Sorotan utama dari capaian itu ada pada kemampuan pemerintah menjaga harga tetap stabil tanpa membiarkan gejolak energi merambat luas ke konsumen. Purbaya menilai kekhawatiran tentang sulitnya pengendalian harga kini tidak terbukti setelah tekanan harga kembali turun ke kisaran 2,4 persen.

Purbaya menjelaskan bahwa pemerintah menyerap sebagian kenaikan harga minyak global melalui instrumen subsidi. Langkah itu dipakai agar fluktuasi harga energi di pasar internasional tidak langsung menghantam masyarakat domestik secara drastis.

Ia juga menegaskan risiko besar jika harga BBM dilepas mengikuti harga minyak dunia sepenuhnya. Menurut dia, skenario itu bisa mendorong inflasi lebih tinggi, menggerus daya beli, dan memperbesar tekanan ekonomi rumah tangga.

Peran subsidi energi

Kebijakan menahan sebagian subsidi bahan bakar minyak tetap dipertahankan sebagai alat menjaga stabilitas ekonomi nasional. Purbaya menyebut langkah ini penting untuk melindungi daya beli warga di tengah tekanan harga energi.

Ia menekankan bahwa keputusan soal subsidi tidak diambil secara serampangan.
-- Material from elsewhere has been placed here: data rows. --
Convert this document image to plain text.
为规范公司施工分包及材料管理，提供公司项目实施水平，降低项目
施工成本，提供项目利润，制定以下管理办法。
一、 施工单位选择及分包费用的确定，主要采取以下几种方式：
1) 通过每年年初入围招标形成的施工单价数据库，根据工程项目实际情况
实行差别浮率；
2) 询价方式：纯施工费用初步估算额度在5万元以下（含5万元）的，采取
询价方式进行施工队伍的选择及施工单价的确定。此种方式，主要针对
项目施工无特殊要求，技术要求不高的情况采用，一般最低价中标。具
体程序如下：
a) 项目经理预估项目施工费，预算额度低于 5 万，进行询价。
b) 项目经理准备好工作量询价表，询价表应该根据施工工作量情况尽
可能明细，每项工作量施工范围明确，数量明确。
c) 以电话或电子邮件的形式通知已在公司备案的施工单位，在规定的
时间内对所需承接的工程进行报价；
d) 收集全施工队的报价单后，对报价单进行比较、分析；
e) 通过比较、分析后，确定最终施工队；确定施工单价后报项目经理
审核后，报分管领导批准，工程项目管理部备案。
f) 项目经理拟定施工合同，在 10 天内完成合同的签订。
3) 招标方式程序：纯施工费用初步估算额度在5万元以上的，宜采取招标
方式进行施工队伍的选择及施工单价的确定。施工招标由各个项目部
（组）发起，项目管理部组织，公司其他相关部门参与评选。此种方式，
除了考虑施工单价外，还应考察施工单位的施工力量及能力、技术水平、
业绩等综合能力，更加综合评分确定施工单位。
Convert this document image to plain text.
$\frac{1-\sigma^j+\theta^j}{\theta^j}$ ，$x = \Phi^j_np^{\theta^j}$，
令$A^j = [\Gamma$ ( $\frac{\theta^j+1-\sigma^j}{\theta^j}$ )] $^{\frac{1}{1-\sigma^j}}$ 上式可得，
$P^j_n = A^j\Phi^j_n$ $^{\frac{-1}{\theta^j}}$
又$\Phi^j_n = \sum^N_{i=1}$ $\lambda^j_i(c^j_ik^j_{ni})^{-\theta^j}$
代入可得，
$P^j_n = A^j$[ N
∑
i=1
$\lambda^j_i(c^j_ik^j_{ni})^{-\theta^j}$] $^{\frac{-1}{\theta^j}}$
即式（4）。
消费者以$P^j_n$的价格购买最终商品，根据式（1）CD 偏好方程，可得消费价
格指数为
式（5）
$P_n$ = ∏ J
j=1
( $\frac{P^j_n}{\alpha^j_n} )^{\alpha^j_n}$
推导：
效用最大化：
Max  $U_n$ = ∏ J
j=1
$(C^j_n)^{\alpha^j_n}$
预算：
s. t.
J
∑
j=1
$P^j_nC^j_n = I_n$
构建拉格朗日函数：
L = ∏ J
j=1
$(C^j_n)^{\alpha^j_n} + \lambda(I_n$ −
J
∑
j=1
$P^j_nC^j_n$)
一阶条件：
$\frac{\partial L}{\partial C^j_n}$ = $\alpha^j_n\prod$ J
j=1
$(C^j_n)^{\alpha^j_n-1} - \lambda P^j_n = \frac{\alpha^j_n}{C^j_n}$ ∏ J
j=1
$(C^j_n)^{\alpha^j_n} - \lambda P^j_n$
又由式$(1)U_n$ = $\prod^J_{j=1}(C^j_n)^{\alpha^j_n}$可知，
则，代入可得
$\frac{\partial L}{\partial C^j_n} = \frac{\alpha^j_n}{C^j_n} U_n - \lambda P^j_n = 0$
Setiap kebijakan, kata dia, melalui perhitungan dampak ekonomi untuk mencari keseimbangan terbaik antara belanja negara dan ketahanan ekonomi rakyat.

Data inflasi dari BPS

Badan Pusat Statistik mencatat Indeks Harga Konsumen naik dari 108,47 pada April 2025 menjadi 111,09 pada April 2026. Dalam data yang sama, kelompok perawatan pribadi dan jasa lainnya mencatat inflasi tertinggi sebesar 11,43 persen.

Kelompok makanan, minuman, dan tembakau memberi andil inflasi terbesar kedua dengan sumbangan 0,90 persen. Kelompok ini naik 3,06 persen, terutama ditopang oleh ikan segar, daging ayam ras, beras, minyak goreng, dan telur ayam ras.

Dari sisi pergerakan harga bulanan, BPS mencatat inflasi 0,13 persen pada April 2026. Deputi Bidang Statistik Distribusi dan Jasa BPS Ateng Hartono mengatakan sektor transportasi menjadi pendorong utama inflasi bulanan itu dengan andil 0,12 persen.

Ateng menjelaskan bahwa pada April 2026 terjadi kenaikan indeks harga konsumen dari 110,95. Angka bulanan itu menunjukkan tekanan harga masih ada, tetapi masih dalam laju yang relatif terjaga dibanding gejolak yang dikhawatirkan sebelumnya.